Werr praises al-Abeed for his tenacity in pushing forward the museum. But his ambitious vision for Basra, where he was born but fled during the time of Saddam Hussein, extends beyond the renovated palace.
One of the World’s Largest Archaeological Sites
Basra has a rich and varied history that al-Abeed wants to bring to the world’s attention, and not only through a museum. Famed as the home of the legendary Sinbad, the city was founded in A.D. 636 and became an important and wealthy port central to Indian Ocean trade as well as an intellectual and artistic center.
The original city site, called Zubair, now lies just outside modern Basra. The massive archaeological site covers more than 1,200 acres (486 hectares) and is one of the largest and least explored in the world. The area remained mostly uninhabited until the 1990s, when Saddam turned over some of the land for construction of factories.
“I sued and the courts asked 17 factories to leave,” al-Abeed says. Twenty factories remain in the otherwise barren area. He says he has received death threats for his actions, forcing him to move out of his family home and into a more secure compound.
With Basra expanding and land prices skyrocketing, al-Abeed’s organization is under intense pressure to prove that significant archaeological remains cover the site, so that it won’t be further developed and the history can be protected.

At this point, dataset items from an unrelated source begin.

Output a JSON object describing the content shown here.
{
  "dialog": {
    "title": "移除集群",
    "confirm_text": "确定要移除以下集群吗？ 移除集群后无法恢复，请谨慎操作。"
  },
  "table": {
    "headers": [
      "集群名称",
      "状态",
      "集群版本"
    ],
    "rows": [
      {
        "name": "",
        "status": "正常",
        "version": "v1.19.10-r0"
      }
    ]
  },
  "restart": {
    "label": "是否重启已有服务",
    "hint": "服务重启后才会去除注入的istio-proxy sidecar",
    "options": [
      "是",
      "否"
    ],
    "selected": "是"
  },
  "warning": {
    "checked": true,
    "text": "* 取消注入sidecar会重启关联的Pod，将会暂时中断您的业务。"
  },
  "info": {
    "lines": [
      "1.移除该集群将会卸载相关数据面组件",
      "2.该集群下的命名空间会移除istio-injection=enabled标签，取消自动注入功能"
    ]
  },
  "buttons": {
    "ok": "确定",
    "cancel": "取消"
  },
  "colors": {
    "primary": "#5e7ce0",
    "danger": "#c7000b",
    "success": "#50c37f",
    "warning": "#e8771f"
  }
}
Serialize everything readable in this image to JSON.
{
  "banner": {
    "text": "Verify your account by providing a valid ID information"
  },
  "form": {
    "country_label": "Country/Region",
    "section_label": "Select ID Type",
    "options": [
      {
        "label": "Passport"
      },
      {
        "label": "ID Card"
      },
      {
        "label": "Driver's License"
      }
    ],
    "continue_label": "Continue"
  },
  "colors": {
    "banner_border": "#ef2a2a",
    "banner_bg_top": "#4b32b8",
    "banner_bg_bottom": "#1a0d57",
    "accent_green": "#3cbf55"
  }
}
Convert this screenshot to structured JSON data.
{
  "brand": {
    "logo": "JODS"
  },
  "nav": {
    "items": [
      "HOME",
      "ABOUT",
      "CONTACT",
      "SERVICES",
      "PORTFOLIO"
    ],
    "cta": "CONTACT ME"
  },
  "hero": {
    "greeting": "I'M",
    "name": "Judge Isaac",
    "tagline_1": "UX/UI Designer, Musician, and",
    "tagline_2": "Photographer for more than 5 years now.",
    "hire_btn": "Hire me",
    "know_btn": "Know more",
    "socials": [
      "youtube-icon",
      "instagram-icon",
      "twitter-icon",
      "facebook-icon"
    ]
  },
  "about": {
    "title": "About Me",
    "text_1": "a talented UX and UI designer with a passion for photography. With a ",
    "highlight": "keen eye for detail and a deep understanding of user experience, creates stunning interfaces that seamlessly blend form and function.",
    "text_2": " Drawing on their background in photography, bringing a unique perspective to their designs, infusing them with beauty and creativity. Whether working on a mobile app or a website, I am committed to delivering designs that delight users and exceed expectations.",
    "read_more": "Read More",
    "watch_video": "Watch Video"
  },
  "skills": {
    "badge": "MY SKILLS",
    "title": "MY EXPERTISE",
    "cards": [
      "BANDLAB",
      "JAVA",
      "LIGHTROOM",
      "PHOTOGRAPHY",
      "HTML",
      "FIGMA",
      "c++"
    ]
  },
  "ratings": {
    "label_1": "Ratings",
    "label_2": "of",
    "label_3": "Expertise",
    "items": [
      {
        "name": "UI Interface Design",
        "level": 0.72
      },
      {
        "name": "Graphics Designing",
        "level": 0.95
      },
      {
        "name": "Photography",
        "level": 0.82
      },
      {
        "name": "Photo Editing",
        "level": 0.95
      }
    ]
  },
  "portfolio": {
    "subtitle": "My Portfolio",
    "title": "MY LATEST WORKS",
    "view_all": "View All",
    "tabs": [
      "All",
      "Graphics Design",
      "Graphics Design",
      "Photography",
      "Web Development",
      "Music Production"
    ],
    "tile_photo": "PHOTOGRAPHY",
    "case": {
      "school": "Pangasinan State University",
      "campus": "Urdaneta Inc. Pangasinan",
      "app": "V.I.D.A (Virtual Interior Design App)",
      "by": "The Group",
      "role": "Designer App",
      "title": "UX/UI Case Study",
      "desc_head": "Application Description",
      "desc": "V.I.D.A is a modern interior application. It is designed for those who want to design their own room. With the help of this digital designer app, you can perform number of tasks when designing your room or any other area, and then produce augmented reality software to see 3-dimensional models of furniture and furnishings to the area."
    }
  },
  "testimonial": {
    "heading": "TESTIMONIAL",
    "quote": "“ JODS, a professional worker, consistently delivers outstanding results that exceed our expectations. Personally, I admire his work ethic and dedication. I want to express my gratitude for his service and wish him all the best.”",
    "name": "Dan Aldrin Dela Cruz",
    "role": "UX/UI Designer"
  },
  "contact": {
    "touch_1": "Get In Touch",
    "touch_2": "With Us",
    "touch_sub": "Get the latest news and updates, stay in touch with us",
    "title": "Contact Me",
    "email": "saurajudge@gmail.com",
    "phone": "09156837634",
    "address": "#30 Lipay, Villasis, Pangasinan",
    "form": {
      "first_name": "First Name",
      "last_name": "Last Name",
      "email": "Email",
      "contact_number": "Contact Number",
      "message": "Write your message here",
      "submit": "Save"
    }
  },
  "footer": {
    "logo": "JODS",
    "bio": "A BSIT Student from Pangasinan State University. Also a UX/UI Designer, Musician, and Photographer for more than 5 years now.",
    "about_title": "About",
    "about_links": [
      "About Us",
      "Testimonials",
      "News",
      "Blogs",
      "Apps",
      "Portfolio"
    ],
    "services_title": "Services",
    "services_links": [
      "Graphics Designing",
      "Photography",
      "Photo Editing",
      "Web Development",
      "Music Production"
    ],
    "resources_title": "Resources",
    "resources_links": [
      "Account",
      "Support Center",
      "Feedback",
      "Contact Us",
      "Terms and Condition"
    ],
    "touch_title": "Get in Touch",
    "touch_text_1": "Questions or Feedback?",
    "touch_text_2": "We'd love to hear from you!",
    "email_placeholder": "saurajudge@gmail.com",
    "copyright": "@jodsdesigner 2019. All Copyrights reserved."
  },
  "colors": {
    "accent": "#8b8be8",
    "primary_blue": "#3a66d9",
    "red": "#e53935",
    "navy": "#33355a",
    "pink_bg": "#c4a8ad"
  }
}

“We have obvious structures everywhere, including walls and small domes,” said Ali Almayahi, a geophysicist at the University of Basra who is leading an effort to map the site using ground-penetrating radar. In one trench, al-Abeed said his team found pottery, glass, and other material dating to Abbassid times, from the eighth to the 13th centuries A.D. But he is in a race against time as new highways spring up around and through the site.
Rescuing Old Basra
In late medieval times, the city shifted north in order to follow the changing course of the Tigris and Euphrates Rivers. At the heart of modern bustling Basra, north of the museum site, lies a quiet neighborhood with hundreds of century-old mansions with intricate wooden grillwork along stone-lined canals with graceful arched bridges, interspersed with old churches and mosques.
Today the canals are dry and choked with trash, the bridges crumbling, and the once elegant homes are rapidly disintegrating. But a few structures have been rehabilitated and are home to a growing number of arts organizations. On a recent morning, artists at a cooperative were preparing an exhibition of modernist sculpture. It’s a remarkable sight in a city that just a few years ago saw frequent clashes of competing militias.
Down the street is the Basra Cultural Palace, based in a large 19th-century home built by a Jewish merchant. “We just had a painting exhibit from Kuwait, and a writing conference for women,” said the director, Hussain al-Mothater.
Al-Abeed sees the rehabilitation of the old quarter as his most challenging and long-term task. “The buildings are in bad condition, and people are pulling them down,” he says.
“We want to make this a heritage area with hotels and restaurants and a heritage museum, but being sure that people still live here,” he added. “We want to make this like Granada in Spain, but this is a 15- to 20-year project.” He is taking steps to list the area as a World Heritage site under UNESCO.
That vision might seem as fantastic as one of Sinbad’s tales, but al-Abeed is relentlessly optimistic. “Most people from Basra came here recently from the countryside, and they have no idea of culture. You have to first lay the foundation. And I want to help my country.”